As networks were starting to coalesce around TCP/IP and public-key
cryptography made a splash, for a while in the late '90s, it seemed that
the password problem could be eclipsed by that original passwordless
authentication protocol - SSL ClientAuth - with X.509 v3 digital
certificates. But, that bubble broke with the dot-com crash; and
passwords that were restricted primarily to enterprise networks at the
dawn of the internet, exploded to affect every consumer that needed to
authenticate to a restricted website. Leading us to where we are today:
a mish-mash of SSO protocols and schemes.
FIDO is, essentially, a reboot. An advanced authentication technology that:
* Does NOT <https://dl.acm.org/doi/10.1145/1373290.1373293> depend on
"shared secret authentication";
* Is designed to protect the privacy of consumers;
* Can optionally leverage simple to sophisticated "user verification"
* Eliminates <https://fc16.ifca.ai/preproceedings/25_Lang.pdf>
password phishing attacks;
* Is supported on every modern client computing device (many with
* Is supported on every modern browser; and
* Most importantly, is simple enough that it can strongly authenticate
users with the touch of a button.
If a FIDO server can authoritatively return an authentication token in a
few seconds to any web/mobile application, why burden the application
with a legacy SSO protocol that adds yet another "band-aid" to what was
already a band-aid from the previous century? Why not cut the crap in
the middle and just get an authoritative answer from the source?
SSO tokens - whether they are SAML, JWT, etc. - must be verified
thoroughly because they represent a "man in the middle" of the
authentication flow; why introduce or maintain a man in the middle when
the protocol was designd for privacy. Why add the legal burden of
determining who is responsible for privacy violations when the MITM is
Ah! The answer is "legacy applications". SSO was written into
applications in an age when passwords ruled the world and companies
needed to alleviate the burden of users who were forced to authenticate
to dozens of systems within the enterprise. The cost of SSO was less
than the loss of productivity and consumer frustration with password
management that SSO is accepted as a defacto standard. But, when
passwords have been eliminated and strong authentication has been
simplified, does it make sense to continue carrying that cost of SSO?

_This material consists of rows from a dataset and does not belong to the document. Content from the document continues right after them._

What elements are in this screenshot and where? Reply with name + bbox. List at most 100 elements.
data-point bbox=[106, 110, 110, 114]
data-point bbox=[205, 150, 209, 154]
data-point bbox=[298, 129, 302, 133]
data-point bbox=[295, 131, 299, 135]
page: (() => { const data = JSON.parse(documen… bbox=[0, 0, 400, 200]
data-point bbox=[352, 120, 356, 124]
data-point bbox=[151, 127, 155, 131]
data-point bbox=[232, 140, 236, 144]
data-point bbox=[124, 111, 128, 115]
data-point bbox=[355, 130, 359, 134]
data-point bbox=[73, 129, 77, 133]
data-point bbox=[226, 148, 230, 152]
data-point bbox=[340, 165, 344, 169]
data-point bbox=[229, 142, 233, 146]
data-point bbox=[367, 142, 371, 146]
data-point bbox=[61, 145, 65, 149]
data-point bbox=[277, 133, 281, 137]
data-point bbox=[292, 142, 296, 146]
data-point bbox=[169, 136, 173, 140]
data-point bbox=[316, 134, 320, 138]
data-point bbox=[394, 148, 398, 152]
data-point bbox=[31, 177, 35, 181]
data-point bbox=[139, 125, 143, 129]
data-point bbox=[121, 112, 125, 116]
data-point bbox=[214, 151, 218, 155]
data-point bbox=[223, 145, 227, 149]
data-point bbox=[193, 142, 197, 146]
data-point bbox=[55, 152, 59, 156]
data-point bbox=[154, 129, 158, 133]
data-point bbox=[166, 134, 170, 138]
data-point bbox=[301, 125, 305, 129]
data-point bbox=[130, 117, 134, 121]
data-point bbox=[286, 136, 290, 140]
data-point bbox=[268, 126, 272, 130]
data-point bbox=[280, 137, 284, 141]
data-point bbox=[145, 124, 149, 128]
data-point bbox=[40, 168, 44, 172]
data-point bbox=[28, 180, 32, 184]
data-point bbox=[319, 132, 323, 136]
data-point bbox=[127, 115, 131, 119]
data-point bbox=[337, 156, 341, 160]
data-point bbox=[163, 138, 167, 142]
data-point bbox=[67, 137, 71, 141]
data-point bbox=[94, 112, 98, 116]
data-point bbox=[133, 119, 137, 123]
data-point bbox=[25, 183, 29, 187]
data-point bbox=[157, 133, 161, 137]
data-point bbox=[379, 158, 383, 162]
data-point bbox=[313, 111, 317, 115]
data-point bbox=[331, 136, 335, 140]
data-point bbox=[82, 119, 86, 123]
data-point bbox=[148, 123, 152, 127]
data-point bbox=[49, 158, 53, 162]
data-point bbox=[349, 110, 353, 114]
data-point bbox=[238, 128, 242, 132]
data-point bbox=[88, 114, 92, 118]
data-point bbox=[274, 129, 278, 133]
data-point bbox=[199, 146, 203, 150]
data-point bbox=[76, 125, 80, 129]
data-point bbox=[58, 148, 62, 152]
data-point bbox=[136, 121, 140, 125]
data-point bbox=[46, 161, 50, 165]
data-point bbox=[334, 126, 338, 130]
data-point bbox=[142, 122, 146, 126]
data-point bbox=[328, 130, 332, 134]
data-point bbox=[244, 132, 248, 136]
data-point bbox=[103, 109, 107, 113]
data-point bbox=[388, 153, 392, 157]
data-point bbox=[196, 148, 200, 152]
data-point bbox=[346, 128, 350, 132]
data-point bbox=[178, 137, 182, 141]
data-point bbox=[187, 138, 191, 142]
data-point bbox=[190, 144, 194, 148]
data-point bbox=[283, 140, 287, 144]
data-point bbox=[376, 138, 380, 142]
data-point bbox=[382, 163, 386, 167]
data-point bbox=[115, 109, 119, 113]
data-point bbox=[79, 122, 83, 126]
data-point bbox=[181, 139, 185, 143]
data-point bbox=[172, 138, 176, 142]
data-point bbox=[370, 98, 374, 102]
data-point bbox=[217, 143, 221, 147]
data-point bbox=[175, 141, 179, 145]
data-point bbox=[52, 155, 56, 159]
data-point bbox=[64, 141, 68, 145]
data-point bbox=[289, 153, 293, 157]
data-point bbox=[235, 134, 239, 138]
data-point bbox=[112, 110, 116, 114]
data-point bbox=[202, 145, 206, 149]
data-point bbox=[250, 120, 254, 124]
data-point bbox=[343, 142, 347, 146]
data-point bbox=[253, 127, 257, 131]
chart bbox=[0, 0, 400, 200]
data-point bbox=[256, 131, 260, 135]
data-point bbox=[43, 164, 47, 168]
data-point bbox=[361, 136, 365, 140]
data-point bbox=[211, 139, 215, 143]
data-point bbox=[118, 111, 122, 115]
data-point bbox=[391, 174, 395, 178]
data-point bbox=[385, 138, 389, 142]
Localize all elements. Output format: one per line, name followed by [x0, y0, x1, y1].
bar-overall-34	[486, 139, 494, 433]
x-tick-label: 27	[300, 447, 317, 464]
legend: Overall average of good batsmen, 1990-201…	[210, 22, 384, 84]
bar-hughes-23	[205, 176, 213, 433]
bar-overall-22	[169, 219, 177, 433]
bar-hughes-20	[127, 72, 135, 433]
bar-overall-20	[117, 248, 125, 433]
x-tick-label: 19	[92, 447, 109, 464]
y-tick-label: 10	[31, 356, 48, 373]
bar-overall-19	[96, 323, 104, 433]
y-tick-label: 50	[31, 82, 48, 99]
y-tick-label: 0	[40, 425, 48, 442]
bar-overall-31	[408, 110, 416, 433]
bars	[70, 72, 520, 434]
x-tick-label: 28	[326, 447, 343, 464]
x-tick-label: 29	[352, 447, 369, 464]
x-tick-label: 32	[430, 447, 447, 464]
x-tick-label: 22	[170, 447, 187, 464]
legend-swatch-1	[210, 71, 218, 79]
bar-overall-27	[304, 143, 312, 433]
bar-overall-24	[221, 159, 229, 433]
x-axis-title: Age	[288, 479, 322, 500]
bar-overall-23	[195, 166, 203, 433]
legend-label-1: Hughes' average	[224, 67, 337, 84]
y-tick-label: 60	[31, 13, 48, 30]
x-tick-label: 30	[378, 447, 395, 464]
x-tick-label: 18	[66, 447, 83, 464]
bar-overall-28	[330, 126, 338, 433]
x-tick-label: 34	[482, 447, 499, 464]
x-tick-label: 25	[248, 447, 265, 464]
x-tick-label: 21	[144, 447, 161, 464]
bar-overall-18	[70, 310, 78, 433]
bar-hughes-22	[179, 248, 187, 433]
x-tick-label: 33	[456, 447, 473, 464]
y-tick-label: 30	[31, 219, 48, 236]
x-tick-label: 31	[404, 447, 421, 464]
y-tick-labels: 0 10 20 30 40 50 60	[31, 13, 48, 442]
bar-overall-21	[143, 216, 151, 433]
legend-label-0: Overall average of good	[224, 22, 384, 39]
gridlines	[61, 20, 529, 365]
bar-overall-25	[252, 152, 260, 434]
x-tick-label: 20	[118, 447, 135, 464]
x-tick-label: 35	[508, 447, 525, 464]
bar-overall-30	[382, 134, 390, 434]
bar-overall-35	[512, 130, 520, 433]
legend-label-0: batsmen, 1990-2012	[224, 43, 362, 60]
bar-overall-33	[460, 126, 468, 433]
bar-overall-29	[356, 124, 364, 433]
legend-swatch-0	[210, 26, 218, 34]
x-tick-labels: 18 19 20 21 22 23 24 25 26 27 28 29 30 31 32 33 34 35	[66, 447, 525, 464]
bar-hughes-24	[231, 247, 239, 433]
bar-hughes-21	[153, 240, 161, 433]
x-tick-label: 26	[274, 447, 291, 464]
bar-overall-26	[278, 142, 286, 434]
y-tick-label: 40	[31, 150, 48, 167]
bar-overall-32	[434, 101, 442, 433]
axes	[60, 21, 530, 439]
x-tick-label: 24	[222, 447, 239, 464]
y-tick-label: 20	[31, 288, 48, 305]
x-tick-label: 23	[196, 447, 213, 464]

The technical compexity? And, the legal burden in a world that is
increasingly regulating privacy? (Note that similar questions arise when
considering the issue
<https://github.com/fido-alliance/common-specs/issues/228> raised with
passkeys held by platform vendors).
It may be useful to step back and ponder whether it may actually benefit
the internet to eliminate the SSO burden - and its associated risks -
when an application can get an authoritative answer from a FIDO server
directly with the simple touch of a button, faster than we can verify
the authenticity and integrity of an SSO token.